Respeitar os regulamentos;
2.
Respeitar os árbitros e aceitar as suas decisões;
3.
Respeitar os adversários;
4.
Demonstrar preocupação com a igualdade de oportunidades entre os competidores;
5.
Manter permanentemente a sua própria dignidade.
(Gonçalves;
1990; Régnier, 1990).
Estes
5 princípios têm norteado a grande maioria dos programas de sensibilização e
pesquisa com atletas, árbitros, dirigentes, patrocinadores e demais pessoas
envolvidas no esporte, a respeito do comportamento segundo o FairPlay –
Espírito Esportivo, em países como o Canadá, Portugal e Brasil.
As
ações, assim como as bases teóricas em que se apóiam os movimentos que defendem
o FairPlay / Espírito Esportivo, têm sido objeto de fortes críticas de
estudiosos do fenômeno esportivo contemporâneo por ignorarem que as alterações
dos valores morais na sociedade contemporânea se refletem no contexto
esportivo, não havendo duas morais, uma da sociedade e outra esportiva, mas sim
uma moral social única. Bento (1997b) destaca a “situação paradoxal” do esporte
na atualidade, pois com a organização profissional desta atividade o esporte
passou a ser gerido por regras relacionadas ao mundo do trabalho, por outro
lado, os participantes do esporte são chamados à atenção por se comportarem
segundo as regras do trabalho.
Assim,
os protagonistas do esporte são cobrados por medidas morais diferentes, o que
resulta em orientações conflitantes.
Desta
forma, baseados no “Ideal do Olimpismo” como forma de educação moral,
caracterizado por Arnold (1994) como uma abordagem ingênua e ultrapassada, os
defensores do FairPlay/Espírito Esportivo desejam transformar o desporto num “altar de celebração do princípio do FairPlay”,
o que não é possível, pois como destaca Bento (1997a) o desporto é parte integrante
dos valores da sociedade onde é praticado, uma vez que para defender princípios
do FairPlay no esporte é necessário que os seus defensores o façam em outros
domínios.
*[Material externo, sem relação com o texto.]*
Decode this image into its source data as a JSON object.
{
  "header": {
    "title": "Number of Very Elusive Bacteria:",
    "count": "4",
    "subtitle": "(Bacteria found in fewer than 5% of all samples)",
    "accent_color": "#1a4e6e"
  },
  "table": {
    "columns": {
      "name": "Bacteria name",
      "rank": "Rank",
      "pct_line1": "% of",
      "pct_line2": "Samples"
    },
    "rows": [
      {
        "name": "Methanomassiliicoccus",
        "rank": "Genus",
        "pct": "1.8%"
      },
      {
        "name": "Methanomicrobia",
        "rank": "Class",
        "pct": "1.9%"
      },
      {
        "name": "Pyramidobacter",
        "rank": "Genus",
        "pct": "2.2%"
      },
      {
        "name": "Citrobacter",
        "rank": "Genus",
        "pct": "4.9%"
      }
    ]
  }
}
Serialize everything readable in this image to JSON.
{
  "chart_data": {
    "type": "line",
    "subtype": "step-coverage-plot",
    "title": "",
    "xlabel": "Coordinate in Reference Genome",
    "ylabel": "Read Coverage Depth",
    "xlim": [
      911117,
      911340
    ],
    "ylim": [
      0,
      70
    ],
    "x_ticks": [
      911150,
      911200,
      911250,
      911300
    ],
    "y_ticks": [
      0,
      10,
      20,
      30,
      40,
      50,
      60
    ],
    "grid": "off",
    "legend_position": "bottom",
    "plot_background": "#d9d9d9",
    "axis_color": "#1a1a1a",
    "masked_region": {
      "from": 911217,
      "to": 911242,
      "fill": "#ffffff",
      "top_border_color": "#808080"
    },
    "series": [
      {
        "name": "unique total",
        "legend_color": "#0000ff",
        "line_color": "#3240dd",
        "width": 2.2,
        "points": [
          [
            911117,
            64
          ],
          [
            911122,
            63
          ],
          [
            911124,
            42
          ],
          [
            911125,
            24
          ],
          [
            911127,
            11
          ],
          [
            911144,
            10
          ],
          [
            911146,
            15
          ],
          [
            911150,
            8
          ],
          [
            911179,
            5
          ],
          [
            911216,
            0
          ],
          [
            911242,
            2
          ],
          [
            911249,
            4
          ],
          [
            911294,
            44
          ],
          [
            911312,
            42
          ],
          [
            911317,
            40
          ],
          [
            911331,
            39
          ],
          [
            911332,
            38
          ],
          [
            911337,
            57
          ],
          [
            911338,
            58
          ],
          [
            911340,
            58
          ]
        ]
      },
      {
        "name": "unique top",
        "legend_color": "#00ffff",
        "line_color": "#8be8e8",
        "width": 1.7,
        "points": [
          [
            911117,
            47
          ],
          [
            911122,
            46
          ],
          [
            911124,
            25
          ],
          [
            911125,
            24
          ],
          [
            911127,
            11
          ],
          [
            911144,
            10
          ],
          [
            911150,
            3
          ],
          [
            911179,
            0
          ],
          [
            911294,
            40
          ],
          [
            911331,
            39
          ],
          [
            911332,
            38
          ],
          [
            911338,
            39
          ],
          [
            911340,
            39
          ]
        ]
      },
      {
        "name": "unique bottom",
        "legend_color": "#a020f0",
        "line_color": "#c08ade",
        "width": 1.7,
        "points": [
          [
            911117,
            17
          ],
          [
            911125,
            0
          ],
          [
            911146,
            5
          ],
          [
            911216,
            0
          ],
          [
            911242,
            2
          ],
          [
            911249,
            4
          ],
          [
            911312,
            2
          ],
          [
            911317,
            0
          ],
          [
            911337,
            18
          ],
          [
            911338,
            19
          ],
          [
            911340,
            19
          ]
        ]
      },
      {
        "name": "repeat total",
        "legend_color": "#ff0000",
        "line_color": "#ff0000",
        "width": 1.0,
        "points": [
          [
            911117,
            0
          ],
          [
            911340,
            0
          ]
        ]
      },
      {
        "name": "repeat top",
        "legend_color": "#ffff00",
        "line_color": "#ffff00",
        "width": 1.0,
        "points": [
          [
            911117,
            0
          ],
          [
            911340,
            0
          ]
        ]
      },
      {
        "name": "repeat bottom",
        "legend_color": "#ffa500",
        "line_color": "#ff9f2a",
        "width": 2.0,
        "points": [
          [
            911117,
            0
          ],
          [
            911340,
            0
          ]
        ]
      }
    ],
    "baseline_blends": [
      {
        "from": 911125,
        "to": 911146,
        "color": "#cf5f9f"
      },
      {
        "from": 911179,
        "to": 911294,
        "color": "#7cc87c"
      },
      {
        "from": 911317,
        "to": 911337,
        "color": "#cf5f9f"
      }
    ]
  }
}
Para Bento (1997a) o princípio do “fairs” (honestidade) que caracterizava
as ações dos comerciantes nas feiras inglesas “emigrou para muito longe”.
Assim:
“A
sociedade atual confunde-se até com um sistema amoral, dado que o primeiro
plano é ocupado pela tentativa de impor brutalmente a vantagem pessoal em
detrimento do interesse geral. Por isso, é espantoso que neste enquadramento se
faça um apelo a um desporto com certificado de pureza passado pelo FairPlay”
(p. 8).
No
Brasil, apesar da Carta sobre O FairPlay - Espírito Esportivo ter sido
publicada em 1978, não se conhece, até o presente, a organização de movimentos
com o objetivo de promover ações que elevem o nível do Espírito Esportivo entre
os participantes do esporte. Em nosso país, como em outros países do mundo, têm
ocorrido com freqüência fatos contrários aos princípios do Espírito Esportivo,
como: a violência entre jogadores, torcedores, árbitros e dirigentes nos
eventos esportivos; problemas com doping; corrupção; agressões verbais e
físicas; e notícias sensacionalistas na mídia que estimulam agressões e violência
no contexto esportivo.
As
questões sobre FairPlay - Espírito Esportivo, no Brasil, têm-se limitado a uma
discussão incipiente dentro das universidades, particularmente dentro dos
cursos de Educação Física e às ações de seminários e premiação do FairPlay/Espírito
Esportivo dentro do Panathlon, um clube a exemplo do Rotary e Lions, que se
propõe a tratar de questões relacionadas com o esporte.